8. Drain wash solution, apply 4 drops of DAB substrate to each slide and develop for 5-10 minutes. Check development with microscope.
9. Wash slides with wash solution: 3 changes for 5 minutes each.
10. Drain wash solution, apply 4 drops of Hematoxylin to each slide and stain for 1-3 minutes. Increase time if darker counterstaining is desired.
11. Wash slides with wash solution: 2-3 changes for 2 minutes each.
12. Drain wash solution and apply 4 drops of Bluing Solution to each slide for 1-2 minutes.
13. Rinse slides in distilled water.
14. Soak slides in 70% reagent alcohol: 3 minutes with intermittent agitation.
15. Soak slides in 95% reagent alcohol: 2 changes for 3 minutes each with intermittent agitation.
16. Soak slides in 100% reagent alcohol: 3 changes for 3 minutes each with intermittent agitation. Drain slides for 10 seconds between each change.
17. Soak slides in Xylene: 3 changes for 3 minutes each with intermittent agitation. Drain slides for 10 seconds between each change.
18. Apply 2-3 drops of non-aqueous mounting media to each slide.
19. Lay slides on a flat surface to dry prior to viewing under microscope.

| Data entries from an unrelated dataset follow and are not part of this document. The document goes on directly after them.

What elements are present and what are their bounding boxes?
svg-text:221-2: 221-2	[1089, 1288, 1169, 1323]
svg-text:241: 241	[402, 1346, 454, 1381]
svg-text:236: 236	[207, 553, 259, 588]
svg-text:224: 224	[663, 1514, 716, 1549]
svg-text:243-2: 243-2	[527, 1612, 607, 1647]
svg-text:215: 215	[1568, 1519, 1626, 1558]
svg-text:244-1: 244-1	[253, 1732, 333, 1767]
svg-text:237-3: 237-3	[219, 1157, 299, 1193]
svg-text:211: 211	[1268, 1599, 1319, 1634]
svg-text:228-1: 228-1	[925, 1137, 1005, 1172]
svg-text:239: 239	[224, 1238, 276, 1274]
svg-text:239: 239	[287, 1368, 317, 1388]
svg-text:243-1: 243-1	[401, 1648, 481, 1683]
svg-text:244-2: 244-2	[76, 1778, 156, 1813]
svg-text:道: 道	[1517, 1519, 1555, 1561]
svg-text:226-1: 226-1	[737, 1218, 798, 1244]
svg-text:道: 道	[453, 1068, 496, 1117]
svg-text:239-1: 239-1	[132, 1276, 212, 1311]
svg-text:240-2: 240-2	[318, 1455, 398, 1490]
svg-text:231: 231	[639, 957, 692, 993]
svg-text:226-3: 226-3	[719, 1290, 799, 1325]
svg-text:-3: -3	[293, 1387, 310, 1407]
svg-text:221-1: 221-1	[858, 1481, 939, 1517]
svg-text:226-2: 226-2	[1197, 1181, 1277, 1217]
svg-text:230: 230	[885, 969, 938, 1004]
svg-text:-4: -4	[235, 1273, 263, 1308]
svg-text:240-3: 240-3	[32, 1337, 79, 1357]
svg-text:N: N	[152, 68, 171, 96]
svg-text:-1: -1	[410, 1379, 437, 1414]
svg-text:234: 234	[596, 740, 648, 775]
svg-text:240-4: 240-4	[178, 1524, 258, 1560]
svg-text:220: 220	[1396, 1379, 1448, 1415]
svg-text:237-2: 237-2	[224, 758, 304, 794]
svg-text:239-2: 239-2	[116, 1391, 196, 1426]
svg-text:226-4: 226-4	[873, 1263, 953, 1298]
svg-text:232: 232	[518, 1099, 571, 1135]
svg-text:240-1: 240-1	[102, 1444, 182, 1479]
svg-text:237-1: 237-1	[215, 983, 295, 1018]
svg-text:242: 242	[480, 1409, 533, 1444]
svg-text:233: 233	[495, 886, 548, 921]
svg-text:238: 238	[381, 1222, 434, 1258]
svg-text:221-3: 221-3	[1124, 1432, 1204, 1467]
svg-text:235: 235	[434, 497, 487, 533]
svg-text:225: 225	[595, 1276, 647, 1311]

-Use treated slides (e.g. HistoBond) to ensure adherence of FFPE sections to slide.
-Prior to deparaffinization, heat slides overnight in a 60 degrees C oven.
-All steps in which Xylene is used should be performed in a fume hood.

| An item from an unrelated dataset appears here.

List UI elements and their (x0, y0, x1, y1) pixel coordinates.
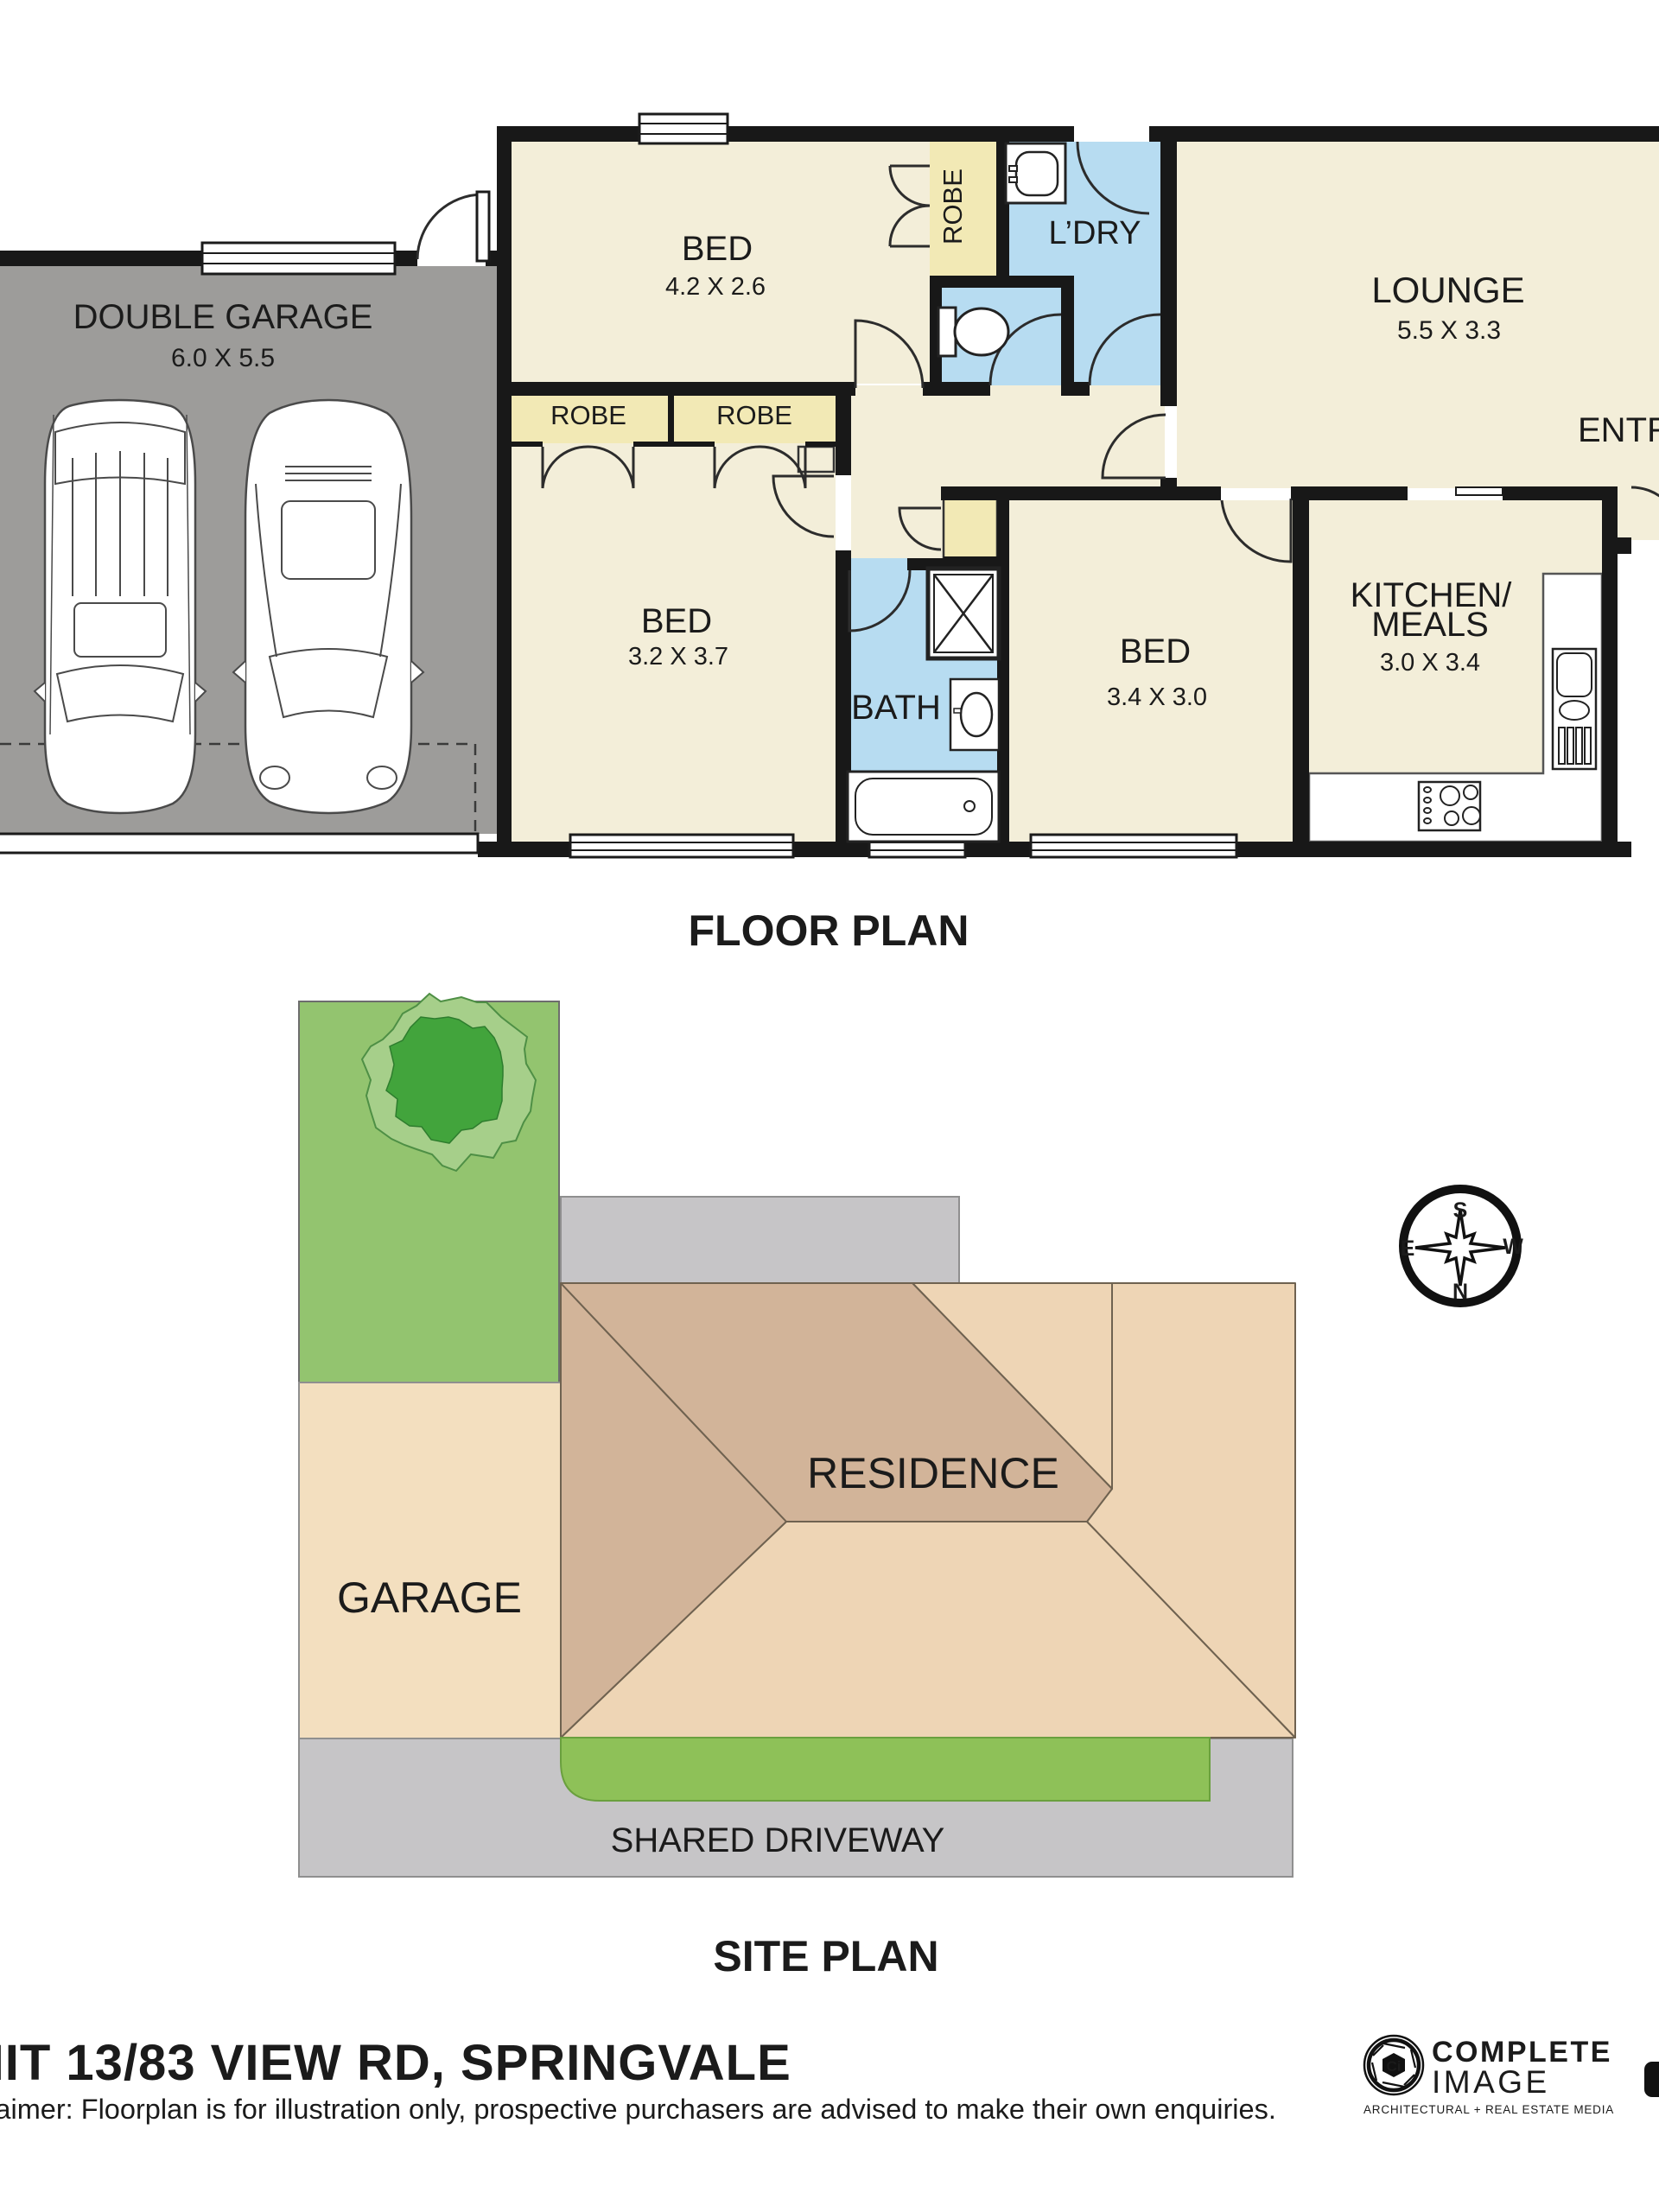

-For Epitope Retrieval, a microwave or pressure cooker may be substituted for the steamer method. Adjust times as necessary depending on conditions.
-For the initial IHC run with a new primary antibody, test tissues with and without Epitope Retrieval. In some instances, Epitope Retrieval may not be necessary.
-200ul is the recommended maximum volume to apply to a slide for full coverage. Using more than 200ul may allow solutions to wick off the slide and create drying artifacts. For small tissue sections, less than 200ul may be used.
-5 minutes of development with DAB substrate should be sufficient. Do not develop for more than 10 minutes. If 5 minutes of development causes background staining, further dilution of the primary antibody may be necessary.
-Hematoxylin should produce a light nuclear counterstain so as not to obscure the DAB staining. Counterstain for 1-2 minutes for nuclear antigens. Counterstain for 2-3 minutes for cytoplasmic and membranous antigens. If darker counterstaining is desired, increase the time (up to 10 minutes).